Monday, January 17, 2011

How to Build a Bridge

My father is incorruptible.

For the longest time ever, i've been thinking that my dad is a strong man. He perseveres through all the tough times in his life, and there have been many: motorbike accidents, getting a job without an education, and even after getting it, the menial nature of the job assuring each day to be arduous, brutish, painful. My mom's cancer later in life almost broke him down; but he found Faith, and the miraculous recovery of her cancer that accompanied it.

It takes a deep-rooted sense of discipline, courage and perseverance to be my father every single day of his life. To me, that was strength. Strength, pure and strong, able to overcome any obstacle in life.

Then he changed. With age, he learned the humility to suppress his chauvinistic, self-righteous self. With experience, he mastered control over his raging temperament. With wisdom, he gave a voice to his soul.

And i heard it today, steadfast, resolute and firm. That was the voice of strength. Not simply sheer willpower or endurance, for even the reckless have that. Nor constancy or discipline, for these may be misguided in efforts. I mistook strength for these, and blindly adored these values. But today I learned a most valuable lesson.

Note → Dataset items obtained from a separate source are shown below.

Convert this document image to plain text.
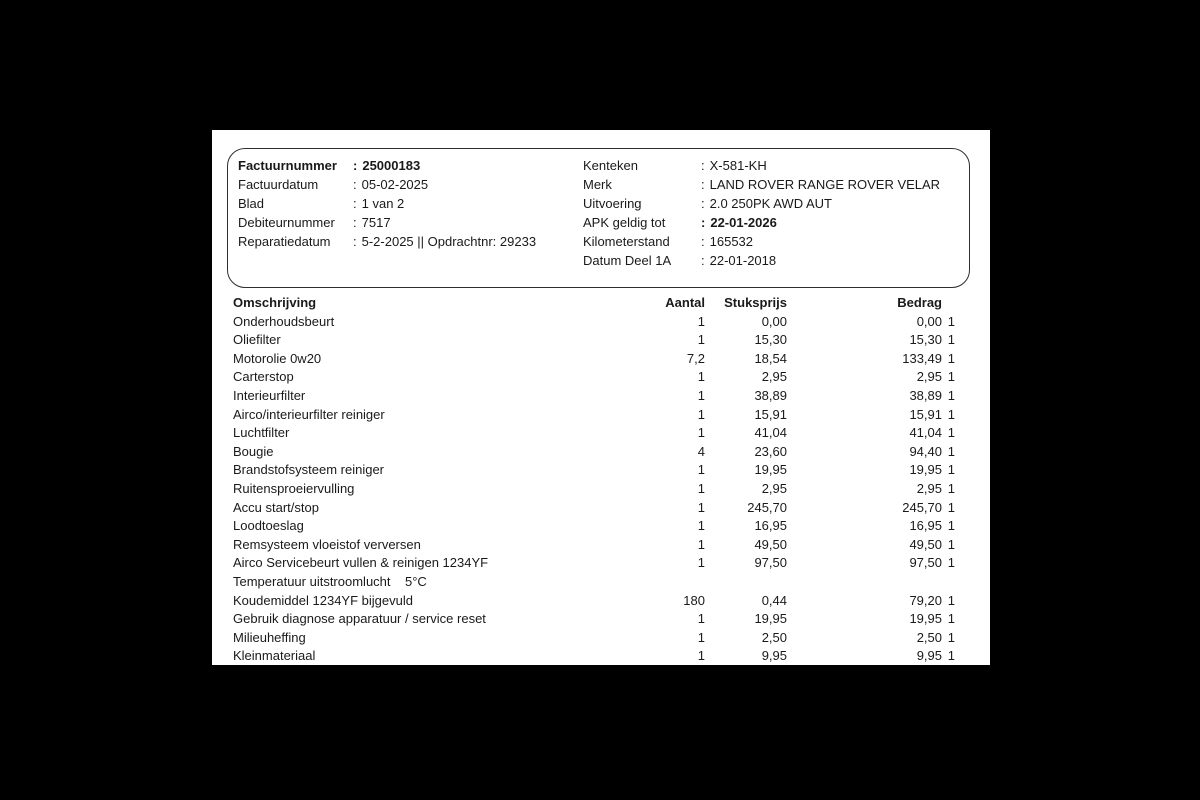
Factuurnummer	: 25000183
Factuurdatum	: 05-02-2025
Blad	: 1 van 2
Debiteurnummer	: 7517
Reparatiedatum	: 5-2-2025 || Opdrachtnr: 29233
Kenteken	: X-581-KH
Merk	: LAND ROVER RANGE ROVER VELAR
Uitvoering	: 2.0 250PK AWD AUT
APK geldig tot	: 22-01-2026
Kilometerstand	: 165532
Datum Deel 1A	: 22-01-2018
Omschrijving	Aantal	Stuksprijs	Bedrag
Onderhoudsbeurt	1	0,00	0,00 1
Oliefilter	1	15,30	15,30 1
Motorolie 0w20	7,2	18,54	133,49 1
Carterstop	1	2,95	2,95 1
Interieurfilter	1	38,89	38,89 1
Airco/interieurfilter reiniger	1	15,91	15,91 1
Luchtfilter	1	41,04	41,04 1
Bougie	4	23,60	94,40 1
Brandstofsysteem reiniger	1	19,95	19,95 1
Ruitensproeiervulling	1	2,95	2,95 1
Accu start/stop	1	245,70	245,70 1
Loodtoeslag	1	16,95	16,95 1
Remsysteem vloeistof verversen	1	49,50	49,50 1
Airco Servicebeurt vullen & reinigen 1234YF	1	97,50	97,50 1
Temperatuur uitstroomlucht    5°C
Koudemiddel 1234YF bijgevuld	180	0,44	79,20 1
Gebruik diagnose apparatuur / service reset	1	19,95	19,95 1
Milieuheffing	1	2,50	2,50 1
Kleinmateriaal	1	9,95	9,95 1
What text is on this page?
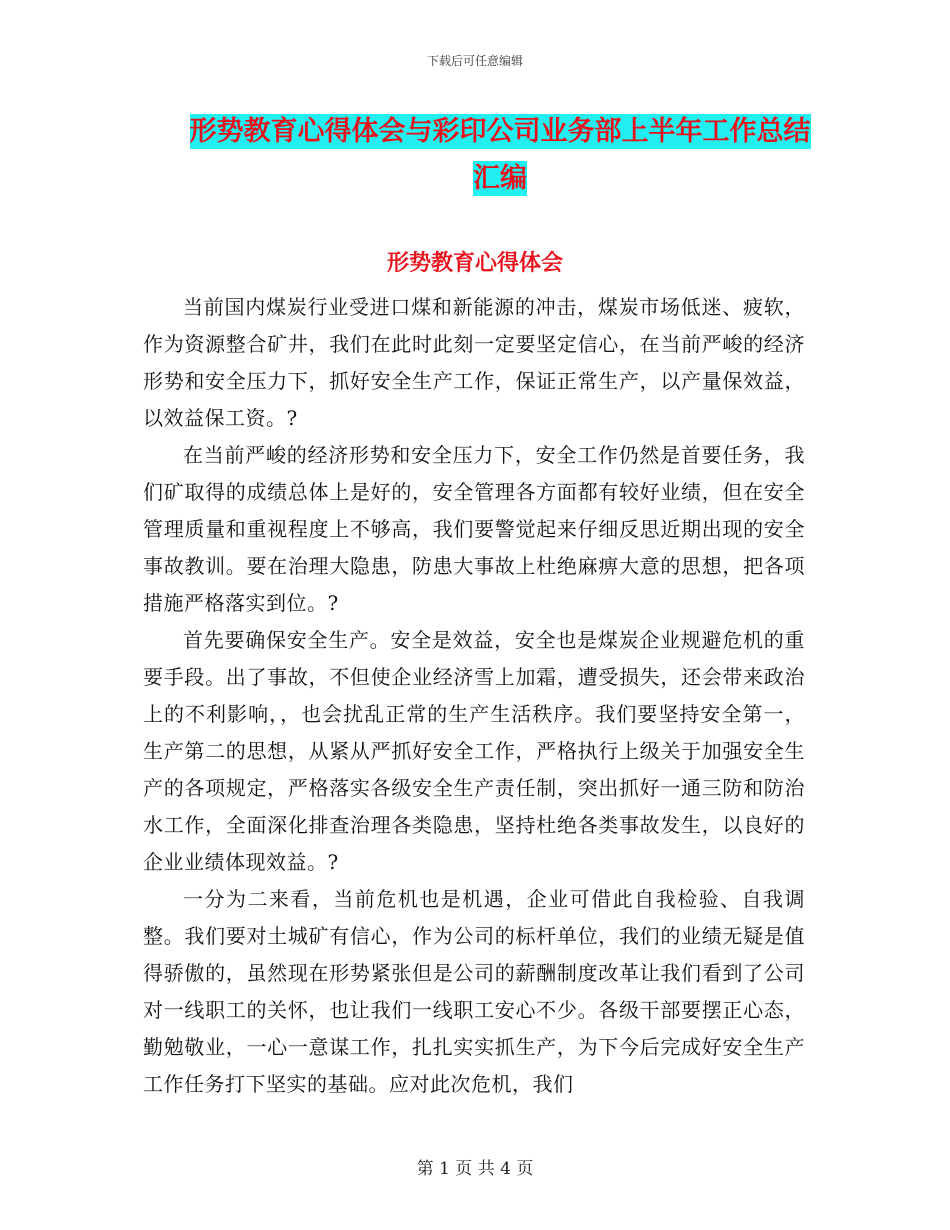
下载后可任意编辑
形势教育心得体会与彩印公司业务部上半年工作总结
汇编
形势教育心得体会

当前国内煤炭行业受进口煤和新能源的冲击，煤炭市场低迷、疲软，作为资源整合矿井，我们在此时此刻一定要坚定信心，在当前严峻的经济形势和安全压力下，抓好安全生产工作，保证正常生产，以产量保效益，以效益保工资。?

在当前严峻的经济形势和安全压力下，安全工作仍然是首要任务，我们矿取得的成绩总体上是好的，安全管理各方面都有较好业绩，但在安全管理质量和重视程度上不够高，我们要警觉起来仔细反思近期出现的安全事故教训。要在治理大隐患，防患大事故上杜绝麻痹大意的思想，把各项措施严格落实到位。?

首先要确保安全生产。安全是效益，安全也是煤炭企业规避危机的重要手段。出了事故，不但使企业经济雪上加霜，遭受损失，还会带来政治上的不利影响，，也会扰乱正常的生产生活秩序。我们要坚持安全第一，生产第二的思想，从紧从严抓好安全工作，严格执行上级关于加强安全生产的各项规定，严格落实各级安全生产责任制，突出抓好一通三防和防治水工作，全面深化排查治理各类隐患，坚持杜绝各类事故发生，以良好的企业业绩体现效益。?

一分为二来看，当前危机也是机遇，企业可借此自我检验、自我调整。我们要对土城矿有信心，作为公司的标杆单位，我们的业绩无疑是值得骄傲的，虽然现在形势紧张但是公司的薪酬制度改革让我们看到了公司对一线职工的关怀，也让我们一线职工安心不少。各级干部要摆正心态，勤勉敬业，一心一意谋工作，扎扎实实抓生产，为下今后完成好安全生产工作任务打下坚实的基础。应对此次危机，我们

第 1 页 共 4 页
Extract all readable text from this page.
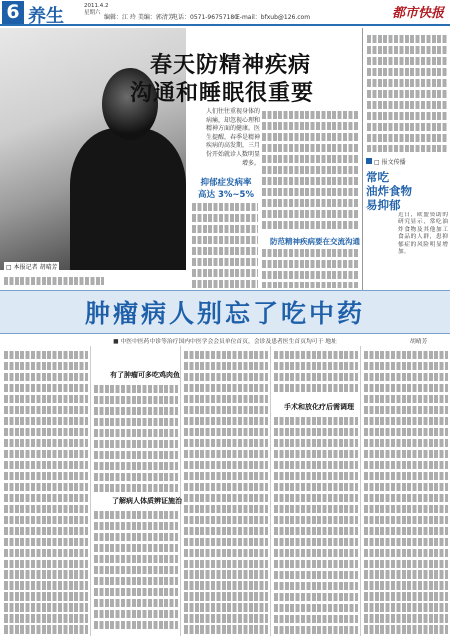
6 养生	2011.4.2
星期六
编辑：江 玲 美编：郭清芳
电话：0571-96757180
E-mail：bfxub@126.com	都市快报
□ 本报记者 胡晴芳
春天防精神疾病
沟通和睡眠很重要
人们往往重视身体的病痛，却忽视心理和精神方面的健康。医生提醒，春季是精神疾病的高发期，三月份开始就诊人数明显增多。
抑郁症发病率
高达 3%~5%
防范精神疾病要在交流沟通
□ 报文传播
常吃
油炸食物
易抑郁
近日，欧盟资助的研究显示，常吃油炸食物及其他加工食品的人群，患抑郁症的风险明显增加。
肿瘤病人别忘了吃中药
■ 中医中医药中诊等治疗国内中医学会会员单位首页，会诊及患者医生首页均可于 地址	胡晴芳
有了肿瘤可多吃鸡肉鱼
手术和放化疗后需调理
了解病人体质辨证施治
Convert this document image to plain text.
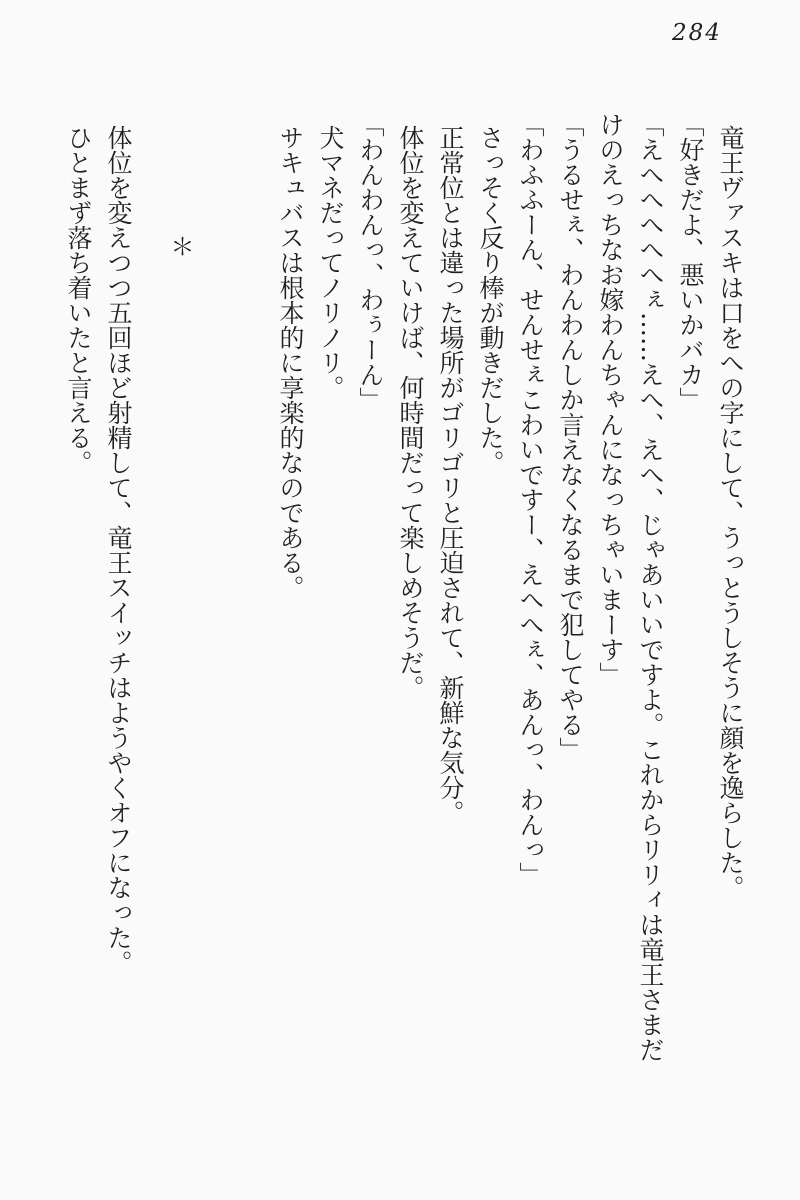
284

竜王ヴァスキは口をへの字にして、うっとうしそうに顔を逸らした。

「好きだよ、悪いかバカ」

「えへへへへへぇ……えへ、えへ、じゃあいいですよ。これからリリィは竜王さまだけのえっちなお嫁わんちゃんになっちゃいまーす」

「うるせぇ、わんわんしか言えなくなるまで犯してやる」

「わふふーん、せんせぇこわいですー、えへへぇ、あんっ、わんっ」

さっそく反り棒が動きだした。

正常位とは違った場所がゴリゴリと圧迫されて、新鮮な気分。

体位を変えていけば、何時間だって楽しめそうだ。

「わんわんっ、わぅーん」

犬マネだってノリノリ。

サキュバスは根本的に享楽的なのである。

＊

体位を変えつつ五回ほど射精して、竜王スイッチはようやくオフになった。

ひとまず落ち着いたと言える。
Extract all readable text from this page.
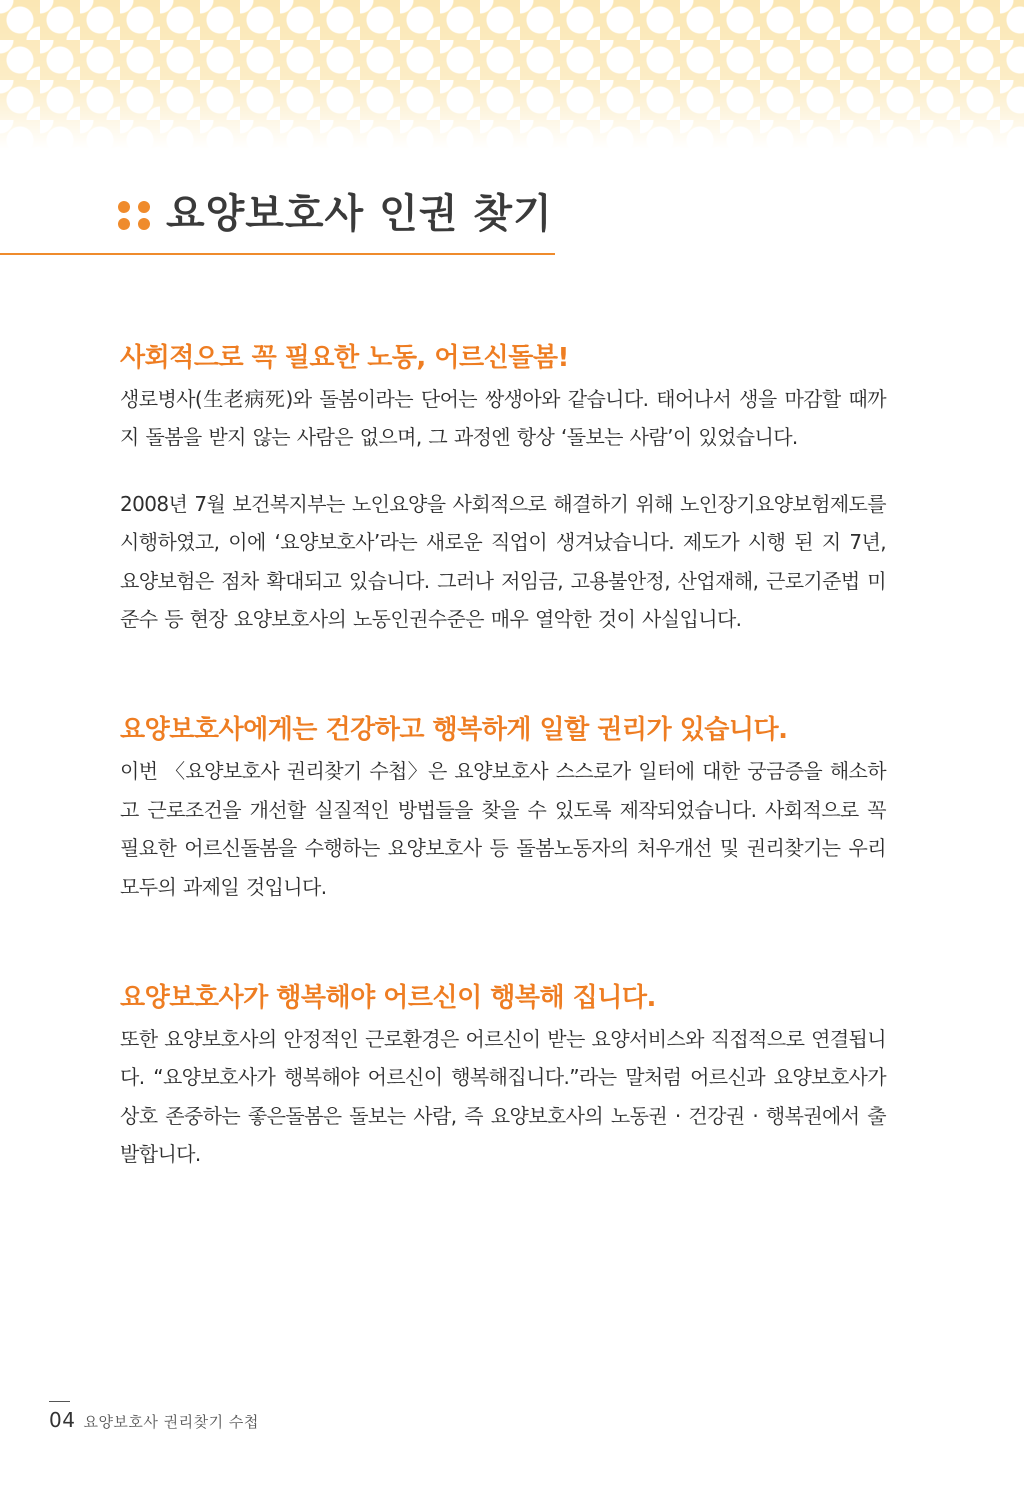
요양보호사 인권 찾기
사회적으로 꼭 필요한 노동, 어르신돌봄!

생로병사(生老病死)와 돌봄이라는 단어는 쌍생아와 같습니다. 태어나서 생을 마감할 때까지 돌봄을 받지 않는 사람은 없으며, 그 과정엔 항상 ‘돌보는 사람’이 있었습니다.

2008년 7월 보건복지부는 노인요양을 사회적으로 해결하기 위해 노인장기요양보험제도를 시행하였고, 이에 ‘요양보호사’라는 새로운 직업이 생겨났습니다. 제도가 시행 된 지 7년, 요양보험은 점차 확대되고 있습니다. 그러나 저임금, 고용불안정, 산업재해, 근로기준법 미 준수 등 현장 요양보호사의 노동인권수준은 매우 열악한 것이 사실입니다.

요양보호사에게는 건강하고 행복하게 일할 권리가 있습니다.

이번 〈요양보호사 권리찾기 수첩〉은 요양보호사 스스로가 일터에 대한 궁금증을 해소하고 근로조건을 개선할 실질적인 방법들을 찾을 수 있도록 제작되었습니다. 사회적으로 꼭 필요한 어르신돌봄을 수행하는 요양보호사 등 돌봄노동자의 처우개선 및 권리찾기는 우리 모두의 과제일 것입니다.

요양보호사가 행복해야 어르신이 행복해 집니다.

또한 요양보호사의 안정적인 근로환경은 어르신이 받는 요양서비스와 직접적으로 연결됩니다. “요양보호사가 행복해야 어르신이 행복해집니다.”라는 말처럼 어르신과 요양보호사가 상호 존중하는 좋은돌봄은 돌보는 사람, 즉 요양보호사의 노동권 · 건강권 · 행복권에서 출발합니다.

04 요양보호사 권리찾기 수첩
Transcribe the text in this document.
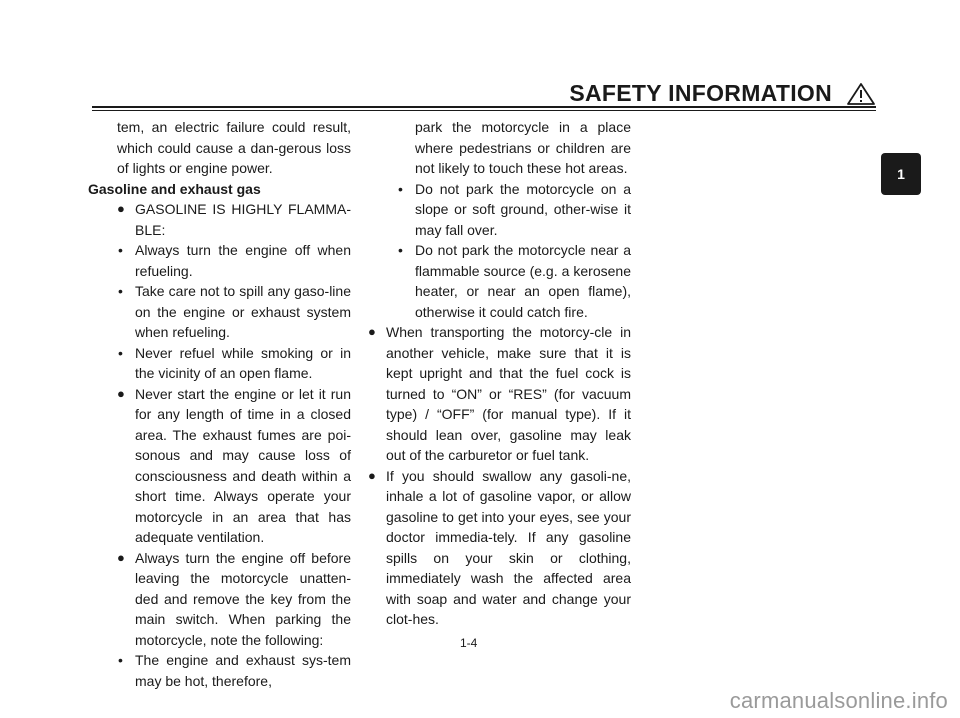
SAFETY INFORMATION
1
tem, an electric failure could result, which could cause a dan-gerous loss of lights or engine power.
Gasoline and exhaust gas
● GASOLINE IS HIGHLY FLAMMA-BLE:
• Always turn the engine off when refueling.
• Take care not to spill any gaso-line on the engine or exhaust system when refueling.
• Never refuel while smoking or in the vicinity of an open flame.
● Never start the engine or let it run for any length of time in a closed area. The exhaust fumes are poi-sonous and may cause loss of consciousness and death within a short time. Always operate your motorcycle in an area that has adequate ventilation.
● Always turn the engine off before leaving the motorcycle unatten-ded and remove the key from the main switch. When parking the motorcycle, note the following:
• The engine and exhaust sys-tem may be hot, therefore,
park the motorcycle in a place where pedestrians or children are not likely to touch these hot areas.
• Do not park the motorcycle on a slope or soft ground, other-wise it may fall over.
• Do not park the motorcycle near a flammable source (e.g. a kerosene heater, or near an open flame), otherwise it could catch fire.
● When transporting the motorcy-cle in another vehicle, make sure that it is kept upright and that the fuel cock is turned to “ON” or “RES” (for vacuum type) / “OFF” (for manual type). If it should lean over, gasoline may leak out of the carburetor or fuel tank.
● If you should swallow any gasoli-ne, inhale a lot of gasoline vapor, or allow gasoline to get into your eyes, see your doctor immedia-tely. If any gasoline spills on your skin or clothing, immediately wash the affected area with soap and water and change your clot-hes.
1-4
carmanualsonline.info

A strong person is the one who unwaveringly believes in and acts by his moral stand. A strong person never compromises his principles for money, power, popularity, status, or any lesser things. A strong person is incorruptible, and try what you may, you can never get him to sacrifice his values for self-interested material gains. Because as Socrates believed, it is in your self-interest to be moral. Because it is right, it is just; it is human.

And I've always felt, there exists such a wide, gaping chasm between the moral values you hold, and the actions you do in real life. Many never cross this gap. But today i listened to my father, and i saw the steadfast bridge he'd built over long decades of impetuousness, recklessness, stupidity and arrogance, mistakes all; and also good intention, grit, courage, blood and tears. I saw the way he strode forward straight into the sun, in the relentless belief that this was the right path. And i thought to myself, this is how a backbone is made.

Thank you dad, for showing me today how to build a bridge.

1 comment:

  1. what about people who don't have much morals or principles? not everyone has the same standards. some people are just blank.

    anyway, what exactly did your father do? quite interested to know.